In 1932, Heysen painted the watercolour, The Camp on the Wonoka Creek, Flinders Ranges. It had been sold to a James McGregor in 1958 who is believed to have given the piece away as a gift. It was returned to the Australian market when it was discovered as part of a deceased estate in Dusseldorf some 60 years later.

In May 2017, hotelier Jason Duffield read the news of the upcoming auction on social media and knew his father would be interested as he used to be neighbours with Hans. The family agreed to bid on the work and despite stiff competition, successfully acquired the work for A$110 000, a record for a watercolour in South Australia.
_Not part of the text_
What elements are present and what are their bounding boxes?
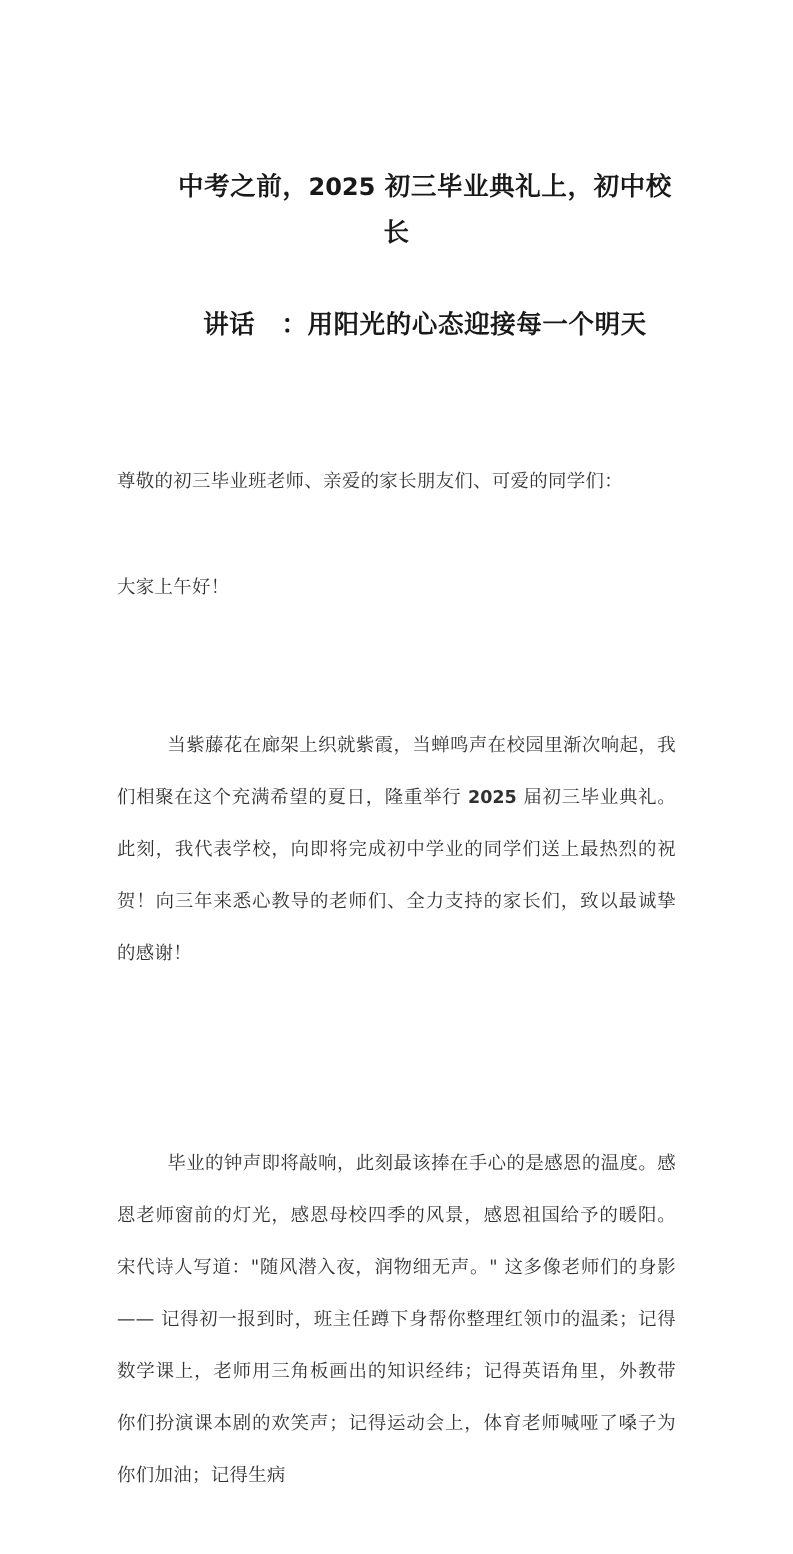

In 1934, Heysen returned to Europe and in 1935 he held an exhibition at the Art Gallery of New South Wales, his first in a public art museum.

World War II broke out in 1939 and in 1940, the then Board of the National Gallery of South Australia (to become the Art Gallery of South Australia) appointed Heysen as a trustee, which position he held for 28 years until his death.
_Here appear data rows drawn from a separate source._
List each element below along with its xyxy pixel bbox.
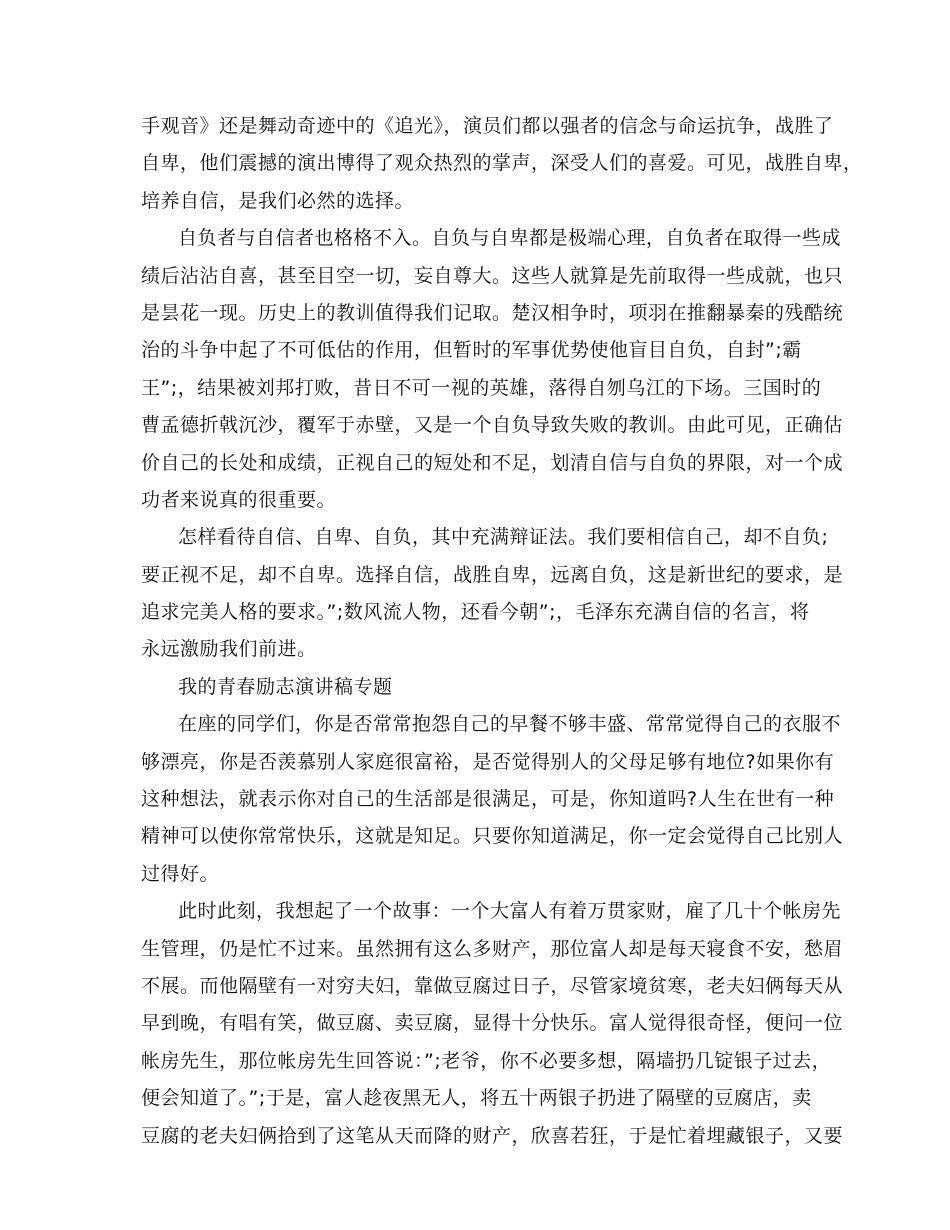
paragraph-start-line: 在座的同学们，你是否常常抱怨自己的早餐不够丰盛、常常觉得自己的衣服不	[178, 713, 842, 736]
text-line: 帐房先生，那位帐房先生回答说：”;老爷，你不必要多想，隔墙扔几锭银子过去，	[141, 1049, 832, 1072]
text-line: 是昙花一现。历史上的教训值得我们记取。楚汉相争时，项羽在推翻暴秦的残酷统	[141, 301, 844, 324]
text-line: 培养自信，是我们必然的选择。	[141, 189, 415, 212]
text-line: 价自己的长处和成绩，正视自己的短处和不足，划清自信与自负的界限，对一个成	[141, 451, 844, 474]
text-line: 豆腐的老夫妇俩拾到了这笔从天而降的财产，欣喜若狂，于是忙着埋藏银子，又要	[141, 1124, 844, 1147]
text-line: 够漂亮，你是否羡慕别人家庭很富裕，是否觉得别人的父母足够有地位?如果你有	[141, 750, 835, 773]
text-line: 早到晚，有唱有笑，做豆腐、卖豆腐，显得十分快乐。富人觉得很奇怪，便问一位	[141, 1012, 844, 1035]
text-line: 追求完美人格的要求。”;数风流人物，还看今朝”;，毛泽东充满自信的名言，将	[141, 601, 810, 624]
text-line: 曹孟德折戟沉沙，覆军于赤壁，又是一个自负导致失败的教训。由此可见，正确估	[141, 414, 844, 437]
text-line: 永远激励我们前进。	[141, 638, 317, 661]
text-line: 过得好。	[141, 862, 220, 885]
text-line: 便会知道了。”;于是，富人趁夜黑无人，将五十两银子扔进了隔壁的豆腐店，卖	[141, 1087, 812, 1110]
text-line: 治的斗争中起了不可低估的作用，但暂时的军事优势使他盲目自负，自封”;霸	[141, 339, 802, 362]
text-line: 精神可以使你常常快乐，这就是知足。只要你知道满足，你一定会觉得自己比别人	[141, 825, 844, 848]
text-line: 要正视不足，却不自卑。选择自信，战胜自卑，远离自负，这是新世纪的要求，是	[141, 563, 844, 586]
paragraph-start-line: 自负者与自信者也格格不入。自负与自卑都是极端心理，自负者在取得一些成	[178, 227, 842, 250]
paragraph-start-line: 此时此刻，我想起了一个故事：一个大富人有着万贯家财，雇了几十个帐房先	[178, 900, 842, 923]
text-line: 不展。而他隔壁有一对穷夫妇，靠做豆腐过日子，尽管家境贫寒，老夫妇俩每天从	[141, 974, 844, 997]
text-line: 绩后沾沾自喜，甚至目空一切，妄自尊大。这些人就算是先前取得一些成就，也只	[141, 264, 844, 287]
text-line: 王”;，结果被刘邦打败，昔日不可一视的英雄，落得自刎乌江的下场。三国时的	[141, 376, 822, 399]
text-line: 这种想法，就表示你对自己的生活部是很满足，可是，你知道吗?人生在世有一种	[141, 788, 835, 811]
section-heading: 我的青春励志演讲稿专题	[178, 675, 393, 698]
text-line: 生管理，仍是忙不过来。虽然拥有这么多财产，那位富人却是每天寝食不安，愁眉	[141, 937, 844, 960]
document-body	[141, 108, 863, 1155]
text-line: 功者来说真的很重要。	[141, 488, 337, 511]
text-line: 手观音》还是舞动奇迹中的《追光》，演员们都以强者的信念与命运抗争，战胜了	[141, 115, 834, 137]
text-line: 自卑，他们震撼的演出博得了观众热烈的掌声，深受人们的喜爱。可见，战胜自卑，	[141, 152, 863, 175]
paragraph-start-line: 怎样看待自信、自卑、自负，其中充满辩证法。我们要相信自己，却不自负;	[178, 526, 829, 549]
There was a marked difference in attitude to the German ancestry which had caused such a furore in the Great War, the issue being largely ignored. This was exemplified when in 1945, Heysen was awarded the OBE for Service as a Trustee of the Hobart National Gallery.

Red gums of the far north by Hans Heysen – Photo by Art Gallery NSW – NSW Government

He was awarded the Maude Vizard-Wholohan prize in 1957 and in 1959, he was made a Knight Bachelor for Service to Art in the Queen’s Birthday Honours. The award is amongst the oldest British commendations, established in the 11th century.

Hans was an early pioneer of nature conservation. He advocated the preservation of the red and white gums of the Adelaide Hills and warned of the pitfalls of degrading the natural environment. He was known to pay landowners and the local authorities substantial sums in lieu of their cutting the trees for industrial use.

Heysen is regarded as the first artist non-Australian to paint the gum trees and other characteristics of rural life, including farm animals such as sheep, livestock and horses, and their human carers. His work was post-impressionist, evoking realism but not portrayed photo-realistically. He preferred to romanticise his subjects rather than depicting them as they truly appeared.

Brachina Gorge (1932), oil on canvas by Hans Heysen – Photo by Australian Art Sales Digest

Heysen’s work can be found in major galleries, including the Art Gallery of South Australia which has a major collection personally bequeathed to them by Hans. This comprises over two thousand drawings, oils and watercolours. He is also represented in The National Gallery of Victoria, the National Library of Australia in Canberra and The Royal Collection in London.

His memory lives on in Australia, in areas other than art. The 1500km walking trail between Cape Jervis and Parachilna Gorge is called the Heysen Trail and one can find the Heysen Range in the Flinders Ranges, the largest mountain range in South Australia.

Hans Heysen died in Mount Barker Soldiers’ Memorial Hospital on 2nd July 1968, aged 90 and is buried in Hahndorf Cemetery.